Der Städtetag-Hauptgeschäftsführer Articus forderte die Bundesregierung deshalb auf, die Städte durch eine gesetzliche Regelung zu ermächtigen, per Satzung die Gebiete festzulegen, in denen Kommunen an Werktagen einen späteren Ladenschluss zulassen können. Notwendig sei ein Privileg für den Handel in den Zentren auch wegen der Entwicklung der Bahnhöfe zu Geschäfts- und Servicecentern. Die unterschiedlichen Ladenöffnungszeiten für Bahnhöfe und die übrige Innenstadt seien nicht mehr tragbar. Soweit zum Cityprivileg.

(Karl-Martin Hentschel)

Da die Zeit knapp ist, möchte ich noch ein paar Anmerkungen zum Tourismus und zu den Tante-EmmaLäden machen.

Wir haben in Schleswig-Holstein völlig unterschiedliche Situationen. Schleswig-Holstein ist in zwei Zonen gespalten. Ein Drittel Schleswig-Holsteins unterliegt dem Tourismusprivileg. In diesem Teil gibt es flächendeckend überall im Lande kleine Tante-EmmaLäden, die sich gehalten haben, weil sie das Tourismusprivileg haben. In den restlichen zwei Dritteln von Schleswig-Holstein sind die Dörfer tot und es gibt keine kleinen Läden mehr. Es gibt keine kleinen Läden in den Stadtteilen, es gibt nur noch Supermärkte und einige wenige Läden in den Zentren und auf der grünen Wiese.

Es zeigt sich ganz deutlich, dass eine Privilegierung von kleinen Läden durchaus erhebliche strukturpolitische Effekte hat. Ich bin absolut sicher: Wenn wir zu einem Tante-Emma-Laden-Privileg kommen, dann wird der Gastwirt in vielen kleinen Dörfern wieder nebenbei einen Laden aufmachen, in dem er außerhalb der Ladenöffnungszeiten verkaufen kann. Ich bin ziemlich sicher, dass die Dorfzentren dann mit kleinen Einkaufsläden verbunden werden und dass wir eine Wiederbelebung der Dörfer bekommen. Ähnliches wäre auch durch kleine Läden in den Stadtteilen der Städte der Fall. Ich glaube, das funktioniert, weil es sich in Schleswig-Holstein praktisch bewiesen hat.

Ich finde, auch im Bereich des Tourismus ist eine Neuregelung möglich.

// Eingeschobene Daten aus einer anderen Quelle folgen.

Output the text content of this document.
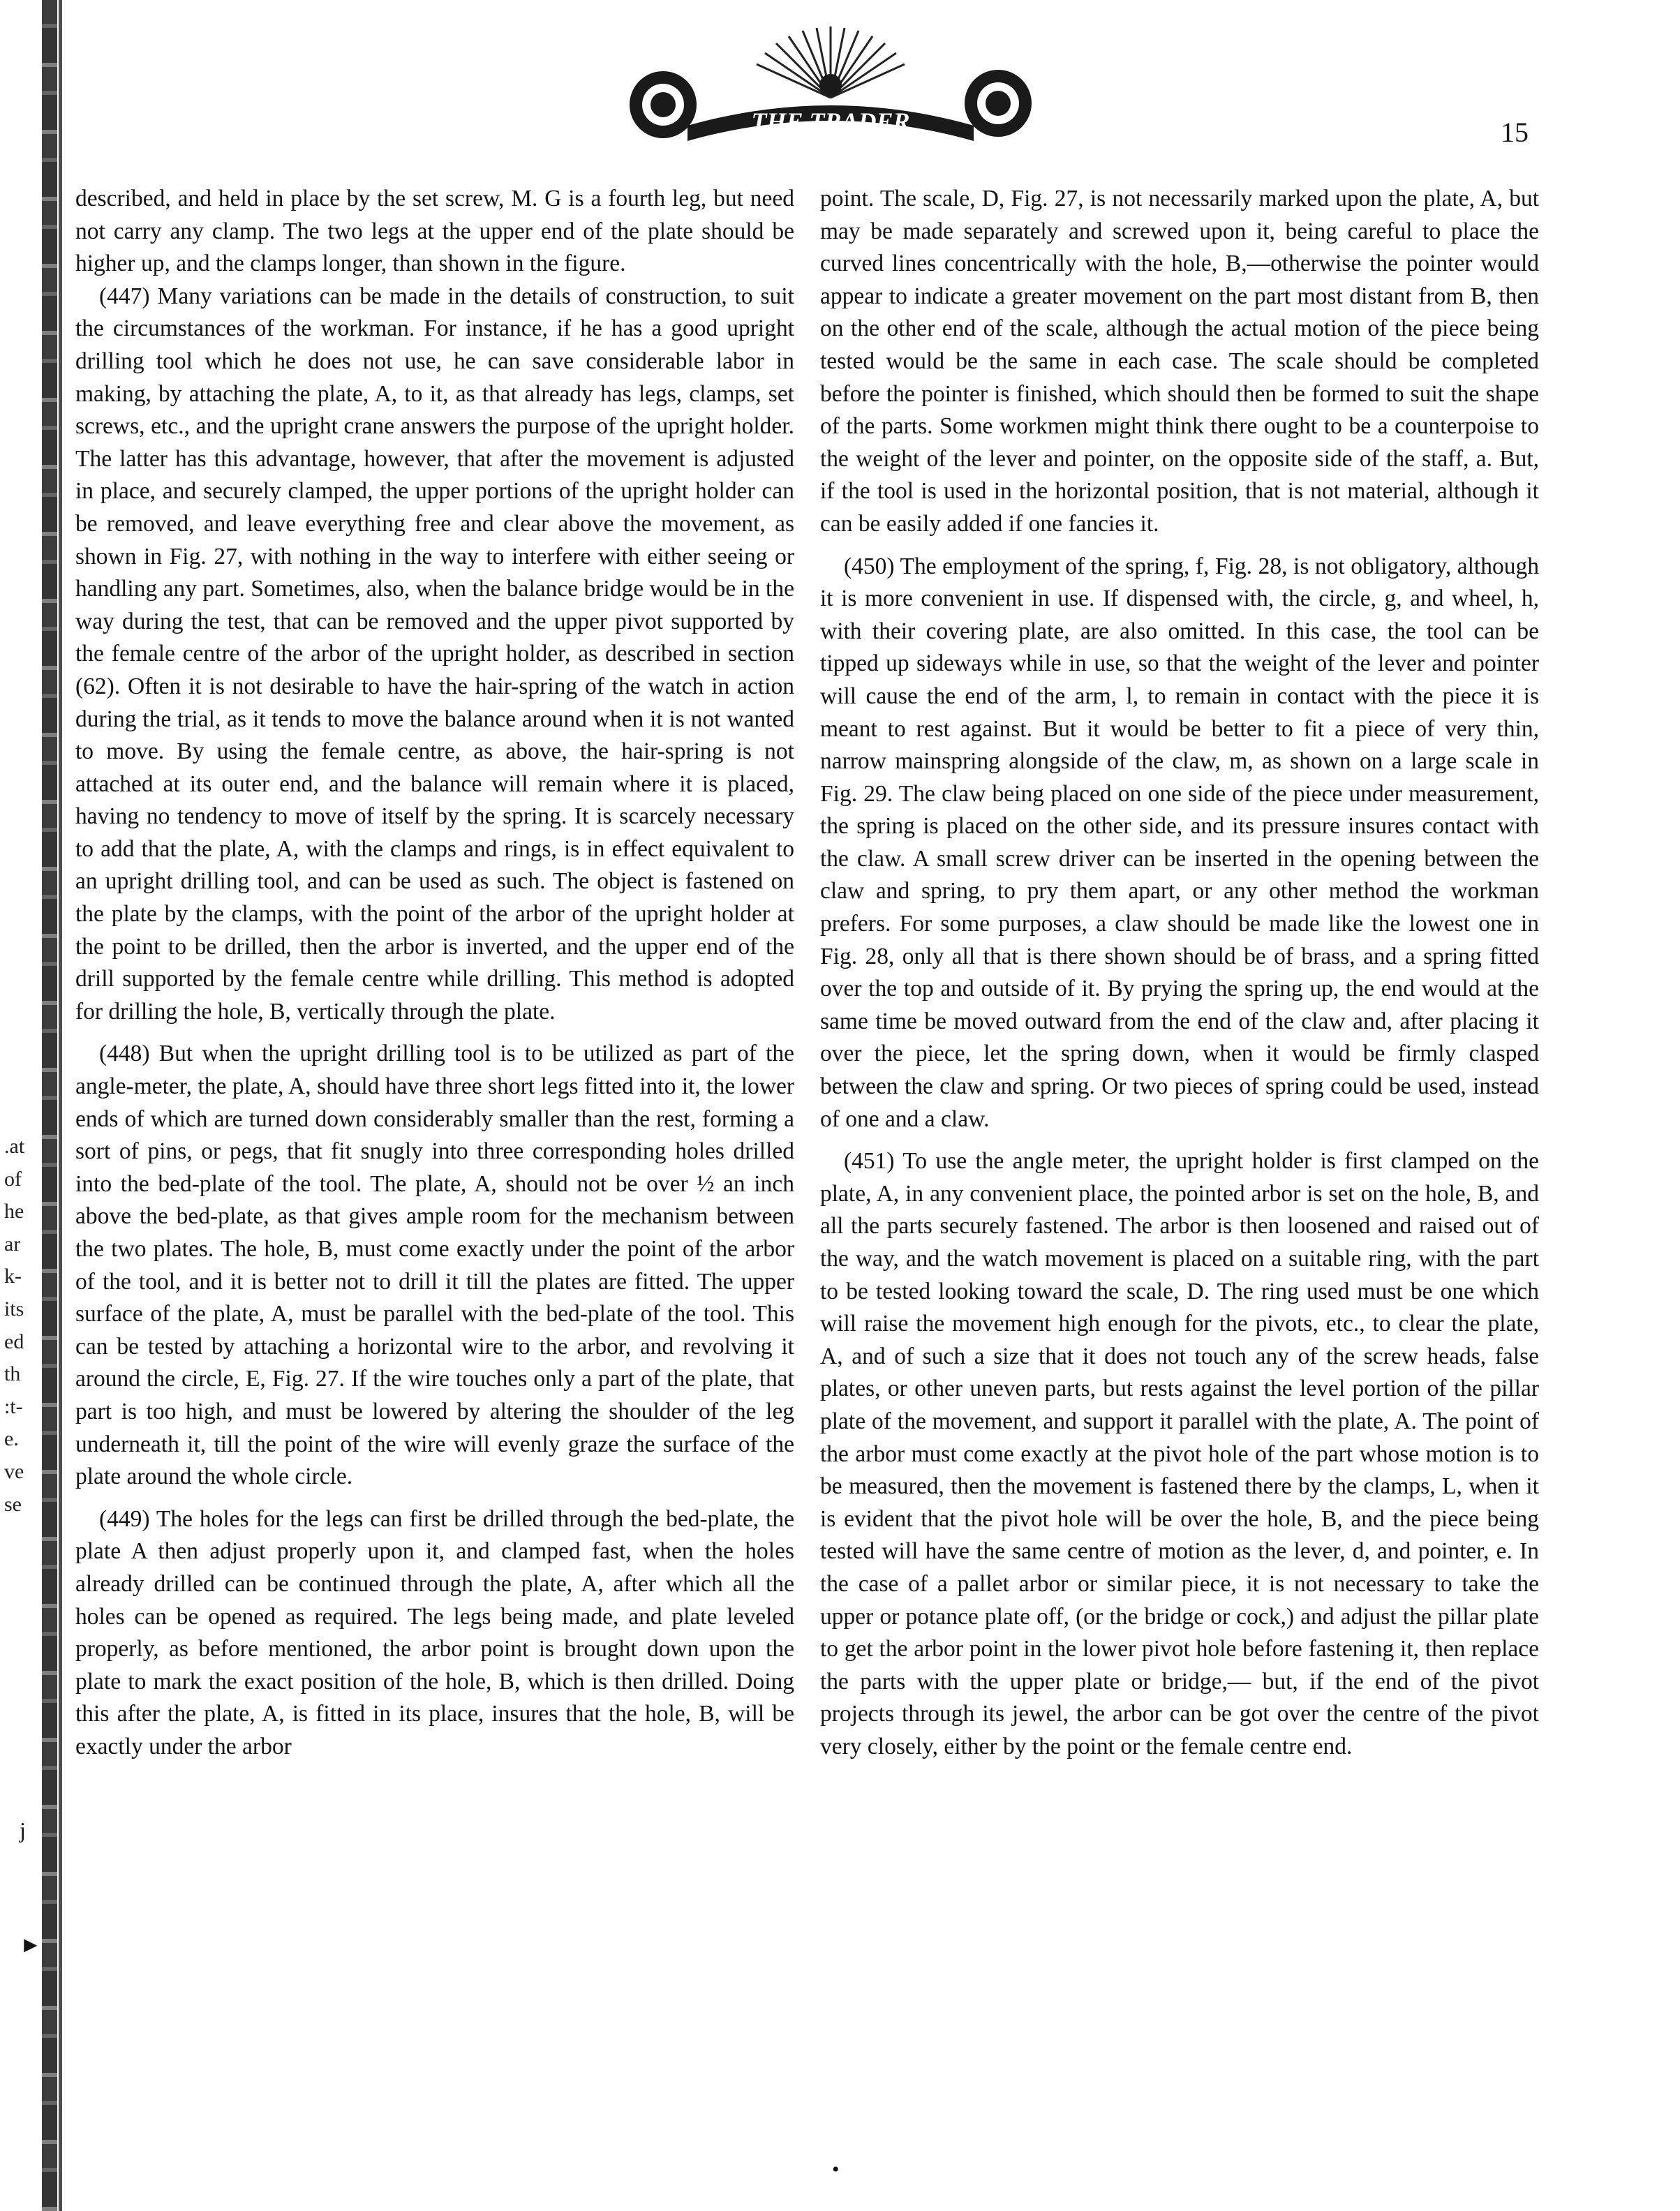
.at
of
he
ar
k-
its
ed
th
:t-
e.
ve
se
j
►
THE TRADER	15

described, and held in place by the set screw, M. G is a fourth leg, but need not carry any clamp. The two legs at the upper end of the plate should be higher up, and the clamps longer, than shown in the figure.

(447) Many variations can be made in the details of construction, to suit the circumstances of the workman. For instance, if he has a good upright drilling tool which he does not use, he can save considerable labor in making, by attaching the plate, A, to it, as that already has legs, clamps, set screws, etc., and the upright crane answers the purpose of the upright holder. The latter has this advantage, however, that after the movement is adjusted in place, and securely clamped, the upper portions of the upright holder can be removed, and leave everything free and clear above the movement, as shown in Fig. 27, with nothing in the way to interfere with either seeing or handling any part. Sometimes, also, when the balance bridge would be in the way during the test, that can be removed and the upper pivot supported by the female centre of the arbor of the upright holder, as described in section (62). Often it is not desirable to have the hair-spring of the watch in action during the trial, as it tends to move the balance around when it is not wanted to move. By using the female centre, as above, the hair-spring is not attached at its outer end, and the balance will remain where it is placed, having no tendency to move of itself by the spring. It is scarcely necessary to add that the plate, A, with the clamps and rings, is in effect equivalent to an upright drilling tool, and can be used as such. The object is fastened on the plate by the clamps, with the point of the arbor of the upright holder at the point to be drilled, then the arbor is inverted, and the upper end of the drill supported by the female centre while drilling. This method is adopted for drilling the hole, B, vertically through the plate.

(448) But when the upright drilling tool is to be utilized as part of the angle-meter, the plate, A, should have three short legs fitted into it, the lower ends of which are turned down considerably smaller than the rest, forming a sort of pins, or pegs, that fit snugly into three corresponding holes drilled into the bed-plate of the tool. The plate, A, should not be over ½ an inch above the bed-plate, as that gives ample room for the mechanism between the two plates. The hole, B, must come exactly under the point of the arbor of the tool, and it is better not to drill it till the plates are fitted. The upper surface of the plate, A, must be parallel with the bed-plate of the tool. This can be tested by attaching a horizontal wire to the arbor, and revolving it around the circle, E, Fig. 27. If the wire touches only a part of the plate, that part is too high, and must be lowered by altering the shoulder of the leg underneath it, till the point of the wire will evenly graze the surface of the plate around the whole circle.

(449) The holes for the legs can first be drilled through the bed-plate, the plate A then adjust properly upon it, and clamped fast, when the holes already drilled can be continued through the plate, A, after which all the holes can be opened as required. The legs being made, and plate leveled properly, as before mentioned, the arbor point is brought down upon the plate to mark the exact position of the hole, B, which is then drilled. Doing this after the plate, A, is fitted in its place, insures that the hole, B, will be exactly under the arbor

point. The scale, D, Fig. 27, is not necessarily marked upon the plate, A, but may be made separately and screwed upon it, being careful to place the curved lines concentrically with the hole, B,—otherwise the pointer would appear to indicate a greater movement on the part most distant from B, then on the other end of the scale, although the actual motion of the piece being tested would be the same in each case. The scale should be completed before the pointer is finished, which should then be formed to suit the shape of the parts. Some workmen might think there ought to be a counterpoise to the weight of the lever and pointer, on the opposite side of the staff, a. But, if the tool is used in the horizontal position, that is not material, although it can be easily added if one fancies it.

(450) The employment of the spring, f, Fig. 28, is not obligatory, although it is more convenient in use. If dispensed with, the circle, g, and wheel, h, with their covering plate, are also omitted. In this case, the tool can be tipped up sideways while in use, so that the weight of the lever and pointer will cause the end of the arm, l, to remain in contact with the piece it is meant to rest against. But it would be better to fit a piece of very thin, narrow mainspring alongside of the claw, m, as shown on a large scale in Fig. 29. The claw being placed on one side of the piece under measurement, the spring is placed on the other side, and its pressure insures contact with the claw. A small screw driver can be inserted in the opening between the claw and spring, to pry them apart, or any other method the workman prefers. For some purposes, a claw should be made like the lowest one in Fig. 28, only all that is there shown should be of brass, and a spring fitted over the top and outside of it. By prying the spring up, the end would at the same time be moved outward from the end of the claw and, after placing it over the piece, let the spring down, when it would be firmly clasped between the claw and spring. Or two pieces of spring could be used, instead of one and a claw.

(451) To use the angle meter, the upright holder is first clamped on the plate, A, in any convenient place, the pointed arbor is set on the hole, B, and all the parts securely fastened. The arbor is then loosened and raised out of the way, and the watch movement is placed on a suitable ring, with the part to be tested looking toward the scale, D. The ring used must be one which will raise the movement high enough for the pivots, etc., to clear the plate, A, and of such a size that it does not touch any of the screw heads, false plates, or other uneven parts, but rests against the level portion of the pillar plate of the movement, and support it parallel with the plate, A. The point of the arbor must come exactly at the pivot hole of the part whose motion is to be measured, then the movement is fastened there by the clamps, L, when it is evident that the pivot hole will be over the hole, B, and the piece being tested will have the same centre of motion as the lever, d, and pointer, e. In the case of a pallet arbor or similar piece, it is not necessary to take the upper or potance plate off, (or the bridge or cock,) and adjust the pillar plate to get the arbor point in the lower pivot hole before fastening it, then replace the parts with the upper plate or bridge,— but, if the end of the pivot projects through its jewel, the arbor can be got over the centre of the pivot very closely, either by the point or the female centre end.

•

Obwohl ich ein strikter Verfechter des freien Sonntags bin - der übrigens auch verfassungsrechtlich so bestätigt worden ist -, halte ich im Tourismusbereich die Ausnahmeregelung für Sonntag für richtig, weil die Gäste - gerade außerhalb der Saison - am Sonntag ankommen und nicht an Werktagen. Das bedeutet, dass wir zu flexiblen Regelungen kommen. Die bisherigen Regelungen sind für mich absurd, denn ein Bäcker muss morgens zwei Stunden öffnen, darf aber nur Brötchen verkaufen und nichts anderes. Dann schließt er für eine Stunde, um danach wieder öffnen zu dürfen, um auch andere Waren zu verkaufen. Kein Kunde blickt durch, was das eigentlich soll.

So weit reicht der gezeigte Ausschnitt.